Four million home gardens were to have been created under this programme to create a food surplus in the country. “However there were no facilities and structures to back this campaign and now we are importing food,” Fernando explains.

Nimal Sanderatne, an agricultural economist, says rice productivity is high in Sri Lanka and the third highest in the world after Japan and Indonesia. “But we can improve current production to 5-6 metric tonnes per hectare from 4.5 metric tones now,” he said.

But, production costs in all key food sectors like rice, coconut and chicken remain very high mainly due to the high cost of imported fertilizer and chicken feed. Wage rates are also the highest in the region.

Local producers say coconut being imported from Kerala, India, could bring in foreign disease and fungus that may affect local plants. The coconuts in Kerala are much smaller than the Sri Lankan nut and any benefit in price is nullified by the size of the imported product, local farmers argue.

As it becomes harder for local landowners to earn a living farming the crop in Sri Lanka, many have been selling their lands for development and other purposes – mostly housing. Arable land has remained at 362,000 hectares in the past two years, from over 400,000 previously.

Some economists argue that despite this, new coconut land has come into the picture particularly in the former war-torn Northern and Eastern parts of the country.

Grated coconut is used widely in Sri Lankan curries while companies like the multinational Nestle spray-dry the milk to create coconut powder for cooking purposes.

Coconut oil is also used for cooking. There are other household and industrial users of coconut – for instance shells are used as firewood and ornamentation.

Coconut producers are demanding a subsidy from the government – currently subsidies are given to the rice, tea and rubber sectors.

But, Fernando says that even if subsidies are given, the cost of production won’t fall. “Labour costs are high and you also find the middleman who buys cheap from the farmer and sells it at a high price to the consumer,” he said.

He also blames institutions like the World Bank and the International Monetary Fund for encouraging a policy of food imports.

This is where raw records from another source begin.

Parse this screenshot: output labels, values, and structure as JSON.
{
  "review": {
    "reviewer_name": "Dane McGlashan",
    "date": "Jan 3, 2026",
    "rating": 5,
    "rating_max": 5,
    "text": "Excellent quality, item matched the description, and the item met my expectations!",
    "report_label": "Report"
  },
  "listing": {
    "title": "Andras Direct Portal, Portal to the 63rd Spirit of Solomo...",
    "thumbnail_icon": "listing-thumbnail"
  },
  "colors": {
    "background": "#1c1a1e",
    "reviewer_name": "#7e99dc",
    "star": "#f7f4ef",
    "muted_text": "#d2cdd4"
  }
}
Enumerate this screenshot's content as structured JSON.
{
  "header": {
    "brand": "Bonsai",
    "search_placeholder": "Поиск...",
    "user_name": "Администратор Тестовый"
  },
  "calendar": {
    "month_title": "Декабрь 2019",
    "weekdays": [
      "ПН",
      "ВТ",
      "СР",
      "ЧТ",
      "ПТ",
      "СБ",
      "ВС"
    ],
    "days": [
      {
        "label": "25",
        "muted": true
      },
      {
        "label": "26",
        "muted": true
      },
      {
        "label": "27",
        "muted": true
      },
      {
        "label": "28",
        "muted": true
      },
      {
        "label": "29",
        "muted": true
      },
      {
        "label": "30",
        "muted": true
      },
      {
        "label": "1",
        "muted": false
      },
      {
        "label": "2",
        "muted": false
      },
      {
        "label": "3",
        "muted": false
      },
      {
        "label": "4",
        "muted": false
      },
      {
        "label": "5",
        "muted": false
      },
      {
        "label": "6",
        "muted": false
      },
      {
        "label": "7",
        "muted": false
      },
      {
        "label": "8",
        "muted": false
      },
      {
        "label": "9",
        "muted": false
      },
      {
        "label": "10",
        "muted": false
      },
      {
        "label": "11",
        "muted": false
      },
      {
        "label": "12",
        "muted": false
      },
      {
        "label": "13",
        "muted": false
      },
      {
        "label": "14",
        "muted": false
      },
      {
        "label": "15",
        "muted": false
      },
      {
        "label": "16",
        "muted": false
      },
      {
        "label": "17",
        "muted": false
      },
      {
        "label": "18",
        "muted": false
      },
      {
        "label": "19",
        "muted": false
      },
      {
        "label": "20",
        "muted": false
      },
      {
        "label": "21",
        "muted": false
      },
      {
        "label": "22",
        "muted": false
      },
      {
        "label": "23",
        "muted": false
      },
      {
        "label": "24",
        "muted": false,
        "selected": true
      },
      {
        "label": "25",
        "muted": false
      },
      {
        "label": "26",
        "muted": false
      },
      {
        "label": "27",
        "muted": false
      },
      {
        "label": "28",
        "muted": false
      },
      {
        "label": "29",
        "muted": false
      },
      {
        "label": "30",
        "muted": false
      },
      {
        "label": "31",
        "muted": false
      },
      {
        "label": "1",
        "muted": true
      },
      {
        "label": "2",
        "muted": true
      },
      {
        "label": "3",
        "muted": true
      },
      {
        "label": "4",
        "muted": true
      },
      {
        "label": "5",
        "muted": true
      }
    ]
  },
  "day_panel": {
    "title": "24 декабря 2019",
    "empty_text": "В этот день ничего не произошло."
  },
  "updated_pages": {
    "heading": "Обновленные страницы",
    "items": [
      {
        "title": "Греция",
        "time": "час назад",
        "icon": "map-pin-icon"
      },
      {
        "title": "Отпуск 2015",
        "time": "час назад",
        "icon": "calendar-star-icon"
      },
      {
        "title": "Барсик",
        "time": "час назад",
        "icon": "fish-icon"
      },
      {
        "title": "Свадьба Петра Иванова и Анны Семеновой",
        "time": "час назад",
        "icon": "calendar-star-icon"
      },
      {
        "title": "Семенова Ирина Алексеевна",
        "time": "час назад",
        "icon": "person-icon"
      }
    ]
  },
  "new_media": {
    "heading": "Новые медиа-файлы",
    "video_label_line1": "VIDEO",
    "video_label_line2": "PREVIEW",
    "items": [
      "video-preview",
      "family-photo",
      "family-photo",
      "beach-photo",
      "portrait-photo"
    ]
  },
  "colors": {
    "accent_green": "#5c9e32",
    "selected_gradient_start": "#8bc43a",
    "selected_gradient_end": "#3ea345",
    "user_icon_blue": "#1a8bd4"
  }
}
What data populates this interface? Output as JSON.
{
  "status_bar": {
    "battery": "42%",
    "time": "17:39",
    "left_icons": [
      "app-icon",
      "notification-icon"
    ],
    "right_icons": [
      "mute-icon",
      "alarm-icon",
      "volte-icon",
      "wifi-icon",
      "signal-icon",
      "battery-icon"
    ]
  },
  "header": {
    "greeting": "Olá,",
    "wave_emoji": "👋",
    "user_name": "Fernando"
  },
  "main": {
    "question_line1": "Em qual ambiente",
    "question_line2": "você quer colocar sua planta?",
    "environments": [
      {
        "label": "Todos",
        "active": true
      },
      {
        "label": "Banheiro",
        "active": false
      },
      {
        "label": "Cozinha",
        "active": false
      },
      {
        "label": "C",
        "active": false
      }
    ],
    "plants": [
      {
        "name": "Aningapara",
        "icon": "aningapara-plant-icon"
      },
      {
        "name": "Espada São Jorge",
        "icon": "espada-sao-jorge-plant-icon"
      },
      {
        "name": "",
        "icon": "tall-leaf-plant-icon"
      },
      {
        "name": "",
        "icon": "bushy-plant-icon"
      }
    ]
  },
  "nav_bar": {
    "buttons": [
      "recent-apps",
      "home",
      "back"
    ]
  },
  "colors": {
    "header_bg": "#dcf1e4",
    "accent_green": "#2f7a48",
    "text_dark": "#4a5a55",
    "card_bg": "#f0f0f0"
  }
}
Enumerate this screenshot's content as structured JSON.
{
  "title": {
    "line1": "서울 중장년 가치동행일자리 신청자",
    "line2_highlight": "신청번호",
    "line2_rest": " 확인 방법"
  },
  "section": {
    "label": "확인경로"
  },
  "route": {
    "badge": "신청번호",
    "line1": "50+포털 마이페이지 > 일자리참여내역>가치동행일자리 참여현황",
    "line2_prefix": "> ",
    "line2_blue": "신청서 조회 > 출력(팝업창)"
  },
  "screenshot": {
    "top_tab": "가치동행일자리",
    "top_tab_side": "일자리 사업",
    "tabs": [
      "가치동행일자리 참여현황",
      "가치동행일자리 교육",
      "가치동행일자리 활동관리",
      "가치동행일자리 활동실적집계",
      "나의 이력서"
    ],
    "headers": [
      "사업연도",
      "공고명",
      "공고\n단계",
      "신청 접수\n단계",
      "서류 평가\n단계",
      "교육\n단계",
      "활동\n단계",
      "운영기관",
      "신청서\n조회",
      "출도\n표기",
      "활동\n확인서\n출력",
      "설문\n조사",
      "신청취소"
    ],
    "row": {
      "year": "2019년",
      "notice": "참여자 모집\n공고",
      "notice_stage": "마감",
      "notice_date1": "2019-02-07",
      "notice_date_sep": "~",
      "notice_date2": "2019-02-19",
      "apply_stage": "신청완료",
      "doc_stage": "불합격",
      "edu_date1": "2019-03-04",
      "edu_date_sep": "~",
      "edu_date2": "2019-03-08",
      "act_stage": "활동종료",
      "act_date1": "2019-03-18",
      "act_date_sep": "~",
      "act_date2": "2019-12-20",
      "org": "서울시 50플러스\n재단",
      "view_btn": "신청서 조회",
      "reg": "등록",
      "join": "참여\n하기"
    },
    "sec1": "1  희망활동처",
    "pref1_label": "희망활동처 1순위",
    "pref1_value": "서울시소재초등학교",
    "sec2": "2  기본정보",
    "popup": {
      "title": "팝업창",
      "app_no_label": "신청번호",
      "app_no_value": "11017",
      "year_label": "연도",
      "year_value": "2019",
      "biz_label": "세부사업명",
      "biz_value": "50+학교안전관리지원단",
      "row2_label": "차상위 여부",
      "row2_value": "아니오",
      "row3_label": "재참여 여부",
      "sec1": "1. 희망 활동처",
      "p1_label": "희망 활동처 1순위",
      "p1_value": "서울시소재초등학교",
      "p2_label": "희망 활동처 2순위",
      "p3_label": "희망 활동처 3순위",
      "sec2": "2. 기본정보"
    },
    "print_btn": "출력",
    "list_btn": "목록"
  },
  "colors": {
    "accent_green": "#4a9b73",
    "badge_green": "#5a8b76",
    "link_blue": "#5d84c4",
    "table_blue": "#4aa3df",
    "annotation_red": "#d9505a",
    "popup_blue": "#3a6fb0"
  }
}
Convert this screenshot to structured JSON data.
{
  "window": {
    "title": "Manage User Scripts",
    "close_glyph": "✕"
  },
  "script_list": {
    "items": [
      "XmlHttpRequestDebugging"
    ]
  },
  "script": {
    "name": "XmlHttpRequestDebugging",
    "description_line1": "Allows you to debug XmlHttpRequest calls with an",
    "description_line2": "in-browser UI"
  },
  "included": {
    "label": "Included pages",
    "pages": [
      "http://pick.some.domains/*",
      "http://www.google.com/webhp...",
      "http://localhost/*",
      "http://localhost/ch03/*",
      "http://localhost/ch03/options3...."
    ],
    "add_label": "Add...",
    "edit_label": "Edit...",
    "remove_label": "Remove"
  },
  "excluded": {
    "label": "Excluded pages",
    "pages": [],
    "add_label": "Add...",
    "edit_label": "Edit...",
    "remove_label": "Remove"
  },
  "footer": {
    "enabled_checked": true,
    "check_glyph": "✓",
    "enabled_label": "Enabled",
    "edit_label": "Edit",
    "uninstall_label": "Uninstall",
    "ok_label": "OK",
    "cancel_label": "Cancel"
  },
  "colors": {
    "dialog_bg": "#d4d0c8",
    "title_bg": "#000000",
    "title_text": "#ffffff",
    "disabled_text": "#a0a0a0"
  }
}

“We can produce our own food without costly fertilizer and through ecological farming. We can create home gardens but the policies should be right,” Fernando said.

In the past few years, there has been an ongoing debate over food production – whether Sri Lanka should import cheaper food rather than producing it locally at a higher cost. Rice – the country’s staple food – eggs, chicken and a range of vegetables and lentils are cheaper to import than produce locally.

Harsha de Silva, an economist and opposition parliamentarian, believes stable prices will help farmers and for that he suggests the creation of an agricultural exchange. “Farmers need to have information on prices and demand, three to six months ahead so that they can prepare,” de Silva says.

He says Sri Lanka should move away from what he calls a ‘command and control’ economy where commodities are grown at high cost. “China and India are moving away from this model,” he said.

Sri Lanka farmers are held back despite receiving government subsidies because other productions inputs are costly, de Silva says. Also agriculture markets are inefficient and land is not a marketable commodity – with the government controlling or managing over 80 percent of the land in Sri Lanka.